The interaction between atherosclerosis and commensal microbes through leaky gut syndrome (LGS), which is characterized by impaired intestinal permeability and the introduction of undesired pathogens into the body, has not been fully elucidated. Our aim was to investigate the potential role of a ClC-2 chloride channel activator, lubiprostone, which is reported to have beneficial effects on LGS, in the development of atherosclerosis in apolipoprotein E–deficient (ApoE-/-) mice. After a 15-week feeding period of a Western diet (WD), ApoE-/- mice were treated with a Western-type diet (WD) alone or WD with oral supplementation of lubiprostone for 10 weeks. This feeding protocol was followed by experimental evaluation of LGS and atherosclerotic lesions in the aorta. In mice with lubiprostone, in vivo translocation of orally administered 4-kDa FITC-dextran was significantly improved, and RNA expression of the epithelial tight junction proteins, Zo-1 and occludin, was significantly up-regulated in the ileum, compared to the WD alone group, suggesting a possible reversal of WD-induced intestinal barrier dysfunction. As a result, WD-induced exacerbation of atherosclerotic lesion formation was reduced by 69% in longitudinally opened aortas and 26% in aortic root regions. In addition, there was a significant decrease in circulating immunoglobulin level, followed by an attenuation of inflammatory responses in the perivascular adipose tissue, as evidenced by reduced expression of pro-inflammatory cytokines and chemokines. Lubiprostone attenuates atherosclerosis by ameliorating LGS-induced inflammation through the restoration of the intestinal barrier. These findings raise the possibility of targeting LGS for the treatment of atherosclerosis.
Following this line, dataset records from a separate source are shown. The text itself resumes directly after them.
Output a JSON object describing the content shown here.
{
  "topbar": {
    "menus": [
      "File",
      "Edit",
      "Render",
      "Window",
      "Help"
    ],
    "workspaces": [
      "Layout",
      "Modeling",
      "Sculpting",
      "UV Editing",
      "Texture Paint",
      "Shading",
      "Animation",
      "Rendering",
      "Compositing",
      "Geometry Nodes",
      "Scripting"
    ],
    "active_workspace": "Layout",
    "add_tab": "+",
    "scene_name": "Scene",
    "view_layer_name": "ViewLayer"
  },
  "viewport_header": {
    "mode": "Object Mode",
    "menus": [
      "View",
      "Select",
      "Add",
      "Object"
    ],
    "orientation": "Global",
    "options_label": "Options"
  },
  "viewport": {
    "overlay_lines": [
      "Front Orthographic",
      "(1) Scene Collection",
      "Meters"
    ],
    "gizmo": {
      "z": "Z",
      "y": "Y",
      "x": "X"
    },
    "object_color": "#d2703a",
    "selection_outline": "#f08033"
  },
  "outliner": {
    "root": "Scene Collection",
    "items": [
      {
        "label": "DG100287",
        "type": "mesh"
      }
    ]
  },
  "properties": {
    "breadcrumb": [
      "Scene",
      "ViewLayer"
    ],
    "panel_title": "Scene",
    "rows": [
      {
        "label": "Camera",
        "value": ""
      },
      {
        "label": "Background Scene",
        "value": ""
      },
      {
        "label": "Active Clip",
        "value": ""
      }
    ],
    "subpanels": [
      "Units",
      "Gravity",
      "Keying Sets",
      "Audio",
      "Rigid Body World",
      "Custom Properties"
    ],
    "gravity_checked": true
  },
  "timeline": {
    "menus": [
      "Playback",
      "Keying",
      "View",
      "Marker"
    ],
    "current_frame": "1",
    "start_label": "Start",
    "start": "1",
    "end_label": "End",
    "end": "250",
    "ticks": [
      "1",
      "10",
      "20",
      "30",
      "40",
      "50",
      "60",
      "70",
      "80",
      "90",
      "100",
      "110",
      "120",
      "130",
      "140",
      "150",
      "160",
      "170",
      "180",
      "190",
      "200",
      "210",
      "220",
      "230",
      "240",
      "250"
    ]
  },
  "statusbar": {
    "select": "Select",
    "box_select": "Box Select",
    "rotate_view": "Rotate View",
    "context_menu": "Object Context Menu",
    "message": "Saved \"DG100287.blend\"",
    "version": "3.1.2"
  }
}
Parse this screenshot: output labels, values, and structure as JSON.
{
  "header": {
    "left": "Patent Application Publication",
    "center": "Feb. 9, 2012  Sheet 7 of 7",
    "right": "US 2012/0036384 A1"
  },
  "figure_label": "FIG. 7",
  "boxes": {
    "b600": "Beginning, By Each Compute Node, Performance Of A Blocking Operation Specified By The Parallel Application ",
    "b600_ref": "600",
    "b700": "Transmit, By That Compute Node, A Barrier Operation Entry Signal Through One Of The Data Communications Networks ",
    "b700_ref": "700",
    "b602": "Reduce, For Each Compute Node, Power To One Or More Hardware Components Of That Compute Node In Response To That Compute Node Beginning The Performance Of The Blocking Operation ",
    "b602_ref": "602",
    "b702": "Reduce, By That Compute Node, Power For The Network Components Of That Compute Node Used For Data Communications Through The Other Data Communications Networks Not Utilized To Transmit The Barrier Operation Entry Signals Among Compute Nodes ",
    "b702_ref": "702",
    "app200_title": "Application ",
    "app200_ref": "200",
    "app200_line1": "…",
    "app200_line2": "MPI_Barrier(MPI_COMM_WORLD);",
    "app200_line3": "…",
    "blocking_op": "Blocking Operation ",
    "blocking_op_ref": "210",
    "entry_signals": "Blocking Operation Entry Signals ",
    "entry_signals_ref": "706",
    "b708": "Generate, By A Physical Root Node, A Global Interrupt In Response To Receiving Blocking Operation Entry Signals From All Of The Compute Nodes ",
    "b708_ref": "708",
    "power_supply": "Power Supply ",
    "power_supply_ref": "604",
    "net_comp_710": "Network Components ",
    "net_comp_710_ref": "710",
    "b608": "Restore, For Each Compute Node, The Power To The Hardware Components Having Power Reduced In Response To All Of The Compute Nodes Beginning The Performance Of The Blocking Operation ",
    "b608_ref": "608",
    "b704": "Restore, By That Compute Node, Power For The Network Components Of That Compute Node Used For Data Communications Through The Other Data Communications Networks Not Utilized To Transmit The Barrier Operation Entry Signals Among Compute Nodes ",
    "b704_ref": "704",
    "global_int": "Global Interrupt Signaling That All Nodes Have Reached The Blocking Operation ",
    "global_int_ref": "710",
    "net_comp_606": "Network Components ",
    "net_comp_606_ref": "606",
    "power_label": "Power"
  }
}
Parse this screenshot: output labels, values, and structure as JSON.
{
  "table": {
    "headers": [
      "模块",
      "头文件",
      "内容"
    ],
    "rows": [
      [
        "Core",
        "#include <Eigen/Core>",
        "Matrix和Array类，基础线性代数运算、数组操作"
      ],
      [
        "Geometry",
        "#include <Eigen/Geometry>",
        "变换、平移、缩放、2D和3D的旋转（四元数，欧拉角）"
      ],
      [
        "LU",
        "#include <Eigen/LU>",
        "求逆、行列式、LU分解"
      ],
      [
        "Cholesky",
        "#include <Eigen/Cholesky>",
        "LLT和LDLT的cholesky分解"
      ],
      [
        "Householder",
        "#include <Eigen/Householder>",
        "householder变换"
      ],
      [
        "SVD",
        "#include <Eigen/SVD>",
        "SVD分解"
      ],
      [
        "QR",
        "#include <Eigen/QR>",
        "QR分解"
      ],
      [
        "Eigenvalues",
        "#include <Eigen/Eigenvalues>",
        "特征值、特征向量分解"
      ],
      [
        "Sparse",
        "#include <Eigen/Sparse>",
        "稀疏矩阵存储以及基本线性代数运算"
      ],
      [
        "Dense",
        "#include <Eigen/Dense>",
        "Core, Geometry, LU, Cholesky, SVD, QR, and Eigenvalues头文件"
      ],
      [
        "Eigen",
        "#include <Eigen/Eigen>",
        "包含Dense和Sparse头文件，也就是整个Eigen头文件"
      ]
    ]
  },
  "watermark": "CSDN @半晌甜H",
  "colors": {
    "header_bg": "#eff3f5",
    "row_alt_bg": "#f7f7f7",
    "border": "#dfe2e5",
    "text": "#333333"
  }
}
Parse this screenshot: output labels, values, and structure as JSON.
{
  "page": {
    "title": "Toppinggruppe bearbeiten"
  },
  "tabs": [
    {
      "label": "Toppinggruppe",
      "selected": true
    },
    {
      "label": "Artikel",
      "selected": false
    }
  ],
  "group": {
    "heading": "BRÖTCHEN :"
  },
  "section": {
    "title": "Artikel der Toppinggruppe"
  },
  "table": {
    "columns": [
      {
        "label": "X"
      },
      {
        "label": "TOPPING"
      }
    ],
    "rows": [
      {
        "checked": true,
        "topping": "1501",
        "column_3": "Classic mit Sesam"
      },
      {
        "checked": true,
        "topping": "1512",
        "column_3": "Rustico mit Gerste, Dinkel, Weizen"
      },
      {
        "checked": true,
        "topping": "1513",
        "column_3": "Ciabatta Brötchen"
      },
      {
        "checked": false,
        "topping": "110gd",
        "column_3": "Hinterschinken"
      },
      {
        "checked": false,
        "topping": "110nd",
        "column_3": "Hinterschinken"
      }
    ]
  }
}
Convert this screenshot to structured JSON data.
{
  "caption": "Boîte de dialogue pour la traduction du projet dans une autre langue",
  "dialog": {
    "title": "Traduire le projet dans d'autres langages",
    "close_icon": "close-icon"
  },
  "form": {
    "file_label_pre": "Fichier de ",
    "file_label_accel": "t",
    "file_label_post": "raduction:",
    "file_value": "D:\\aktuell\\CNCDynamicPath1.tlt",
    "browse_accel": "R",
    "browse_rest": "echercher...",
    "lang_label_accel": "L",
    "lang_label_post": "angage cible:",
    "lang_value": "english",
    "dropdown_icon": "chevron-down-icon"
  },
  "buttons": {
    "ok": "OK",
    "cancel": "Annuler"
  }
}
Atherosclerosis is the leading cause of cardiovascular mortality and morbidity worldwide. Recent studies have revealed that atherosclerosis arises from a systemic inflammatory process, including the accumulation and the activities of immune cells [1, 2]. In our previous work, we reported that atherosclerotic development, caused by intestinal microbiome, is due to the recruitment and ectopic activation of B2 cells in the perivascular adipose tissue and an increase in circulating immunoglobulin (IgG and IgG3) [3,4]. This inflammatory pathway can be inhibited by antibiotic-induced elimination of the intestinal microbiome, as well as by depletion of B2 cells with antibodies against the cell surface antigen CD23. These findings underline a possible persistent inflammatory process in atherosclerosis, centered on a pathological humoral immunity between commensal microbes and activated sub-populations of substantial B cells in the vicinity of the arterial adventitia.
The findings reported in this study demonstrate the potential role of lubiprostone in attenuating atherosclerotic lesions through the amelioration of LGS-induced inflammation by restoring the functional barrier of the gut. WD-induced changes in intestinal barrier function (reduction in intestinal tight junction proteins resulting in increased in vivo permeability) led to increased activation of B2 cells and an increment in circulating IgG, accompanied by an up-regulation of pro-inflammatory cytokines and chemokines in the spleen and PVAT. Oral supplementation of lubiprostone attenuated these inflammatory sequelae and suppressed WD-induced exacerbation of atherosclerotic lesion formation, which would be considered to have substantial clinical value.